Après que l'on a suivi pendant quelque temps la route suspendue qui parcourt la vallée de Schellenen, on arrive à cette œuvre de Satan, que l'on appelle le Pont-du-Diable. Cette construction surprenante est moins merveilleuse encore que le site où elle est placée. Le pont est jeté entre deux montagnes élevées, au-dessus d'un torrent furieux, dont les eaux tombent par cascades sur des rocs brisés, et remplissent l'air de leur fracas et de leur écume[228].—On ne doit pourtant pas s'étonner excessivement de la hardiesse de cet édifice: Denis le chartreux dit que le Diable est grand architecte; Milton ajoute qu'il excelle à bâtir les ponts[229]; et l'abbé Fiard dit qu'il est habile, plein de force et de génie, et grand physicien[230].

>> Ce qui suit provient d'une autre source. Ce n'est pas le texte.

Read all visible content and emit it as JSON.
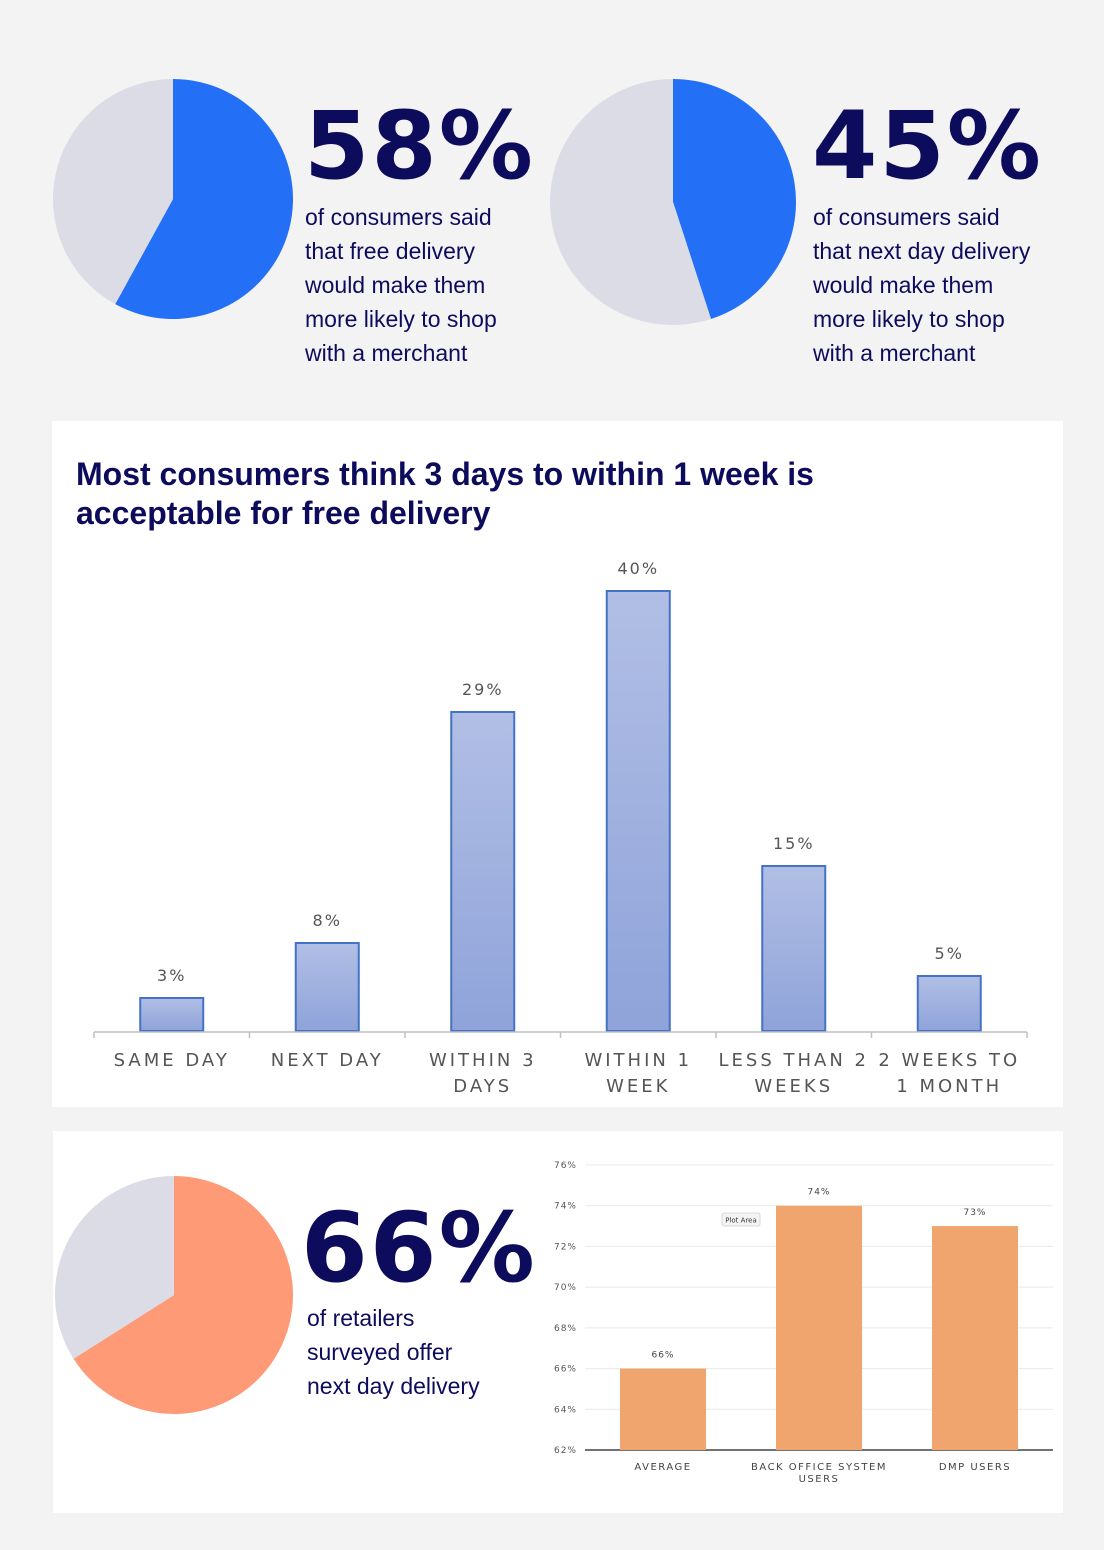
{
  "stats": [
    {
      "number": "58%",
      "caption": [
        "of consumers said",
        "that free delivery",
        "would make them",
        "more likely to shop",
        "with a merchant"
      ],
      "chart_data": {
        "type": "pie",
        "values": [
          58,
          42
        ],
        "colors": [
          "#2370f7",
          "#dcdce6"
        ]
      }
    },
    {
      "number": "45%",
      "caption": [
        "of consumers said",
        "that next day delivery",
        "would make them",
        "more likely to shop",
        "with a merchant"
      ],
      "chart_data": {
        "type": "pie",
        "values": [
          45,
          55
        ],
        "colors": [
          "#2370f7",
          "#dcdce6"
        ]
      }
    },
    {
      "number": "66%",
      "caption": [
        "of retailers",
        "surveyed offer",
        "next day delivery"
      ],
      "chart_data": {
        "type": "pie",
        "values": [
          66,
          34
        ],
        "colors": [
          "#fe9a76",
          "#dcdce6"
        ]
      }
    }
  ],
  "delivery_panel": {
    "title": [
      "Most consumers think 3 days to within 1 week is",
      "acceptable for free delivery"
    ]
  },
  "chart_data": {
    "type": "bar",
    "categories": [
      [
        "SAME DAY"
      ],
      [
        "NEXT DAY"
      ],
      [
        "WITHIN 3",
        "DAYS"
      ],
      [
        "WITHIN 1",
        "WEEK"
      ],
      [
        "LESS THAN 2",
        "WEEKS"
      ],
      [
        "2 WEEKS TO",
        "1 MONTH"
      ]
    ],
    "values": [
      3,
      8,
      29,
      40,
      15,
      5
    ],
    "value_labels": [
      "3%",
      "8%",
      "29%",
      "40%",
      "15%",
      "5%"
    ],
    "ylim": [
      0,
      40
    ],
    "bar_color": "#8fa3da",
    "bar_border": "#4472c4"
  },
  "retailer_chart": {
    "chart_data": {
      "type": "bar",
      "categories": [
        [
          "AVERAGE"
        ],
        [
          "BACK OFFICE SYSTEM",
          "USERS"
        ],
        [
          "DMP USERS"
        ]
      ],
      "values": [
        66,
        74,
        73
      ],
      "value_labels": [
        "66%",
        "74%",
        "73%"
      ],
      "ylim": [
        62,
        76
      ],
      "yticks": [
        "76%",
        "74%",
        "72%",
        "70%",
        "68%",
        "66%",
        "64%",
        "62%"
      ],
      "grid": true,
      "bar_color": "#f0a46e"
    },
    "tooltip": "Plot Area"
  }
}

[228] Nouveau voyage en Suisse, d'Hélène Maria Williams, tome 1er, chap. 2.
[229] On sait que Satan a bâti un pont, par lequel on communique de l'enfer à la terre. (Paradis perdu.)
[230] La France trompée par les magiciens et démonolâtres du 18e siècle.
—L'Angleterre et l'Écosse étaient autrefois séparées par une grande et fameuse muraille, dont quelques débris ont été jusqu'à ce jour respectés par le temps. Le ciment en est si fort, et les pierres si bien jointes, que les habitans laissent au Diable l'honneur de cette construction; et on ne l'appelle pas autrement que la muraille du Diable.
—Nous ne ferons point ici l'ennuyeuse nomenclature des ouvrages des démons. Il nous suffit de prouver qu'on leur a attribué de grandes choses et accordé de grands talens. Quant aux hommes qui ont dû leur mérite au Diable, le nombre en est immense; et on n'a cité que quelques-uns des plus connus. Qu'on lise un très-succulent et très-docte ouvrage de notre temps: les Précurseurs de l'antéchrist; qu'on s'endorme encore avec les Superstitions et Démonolâtrie des philosophes, etc., imprimés chez Rusand, à Lyon; on apprendra que tous les grands hommes du dernier siècle, tels que Voltaire, Diderot, Holbach, et autres impies, n'étaient purement et simplement que des démons, envoyés par l'enfer pour préparer la venue de l'antéchrist, dont l'heure est proche. Ceux qui ont hanté Voltaire ne se doutaient peut-être pas qu'ils commerçaient avec le Diable. Mais c'est comme cela; et maintenant encore, il y a en France bon nombre de démons, qui y font des choses que la décence et la morale empêchent de nommer.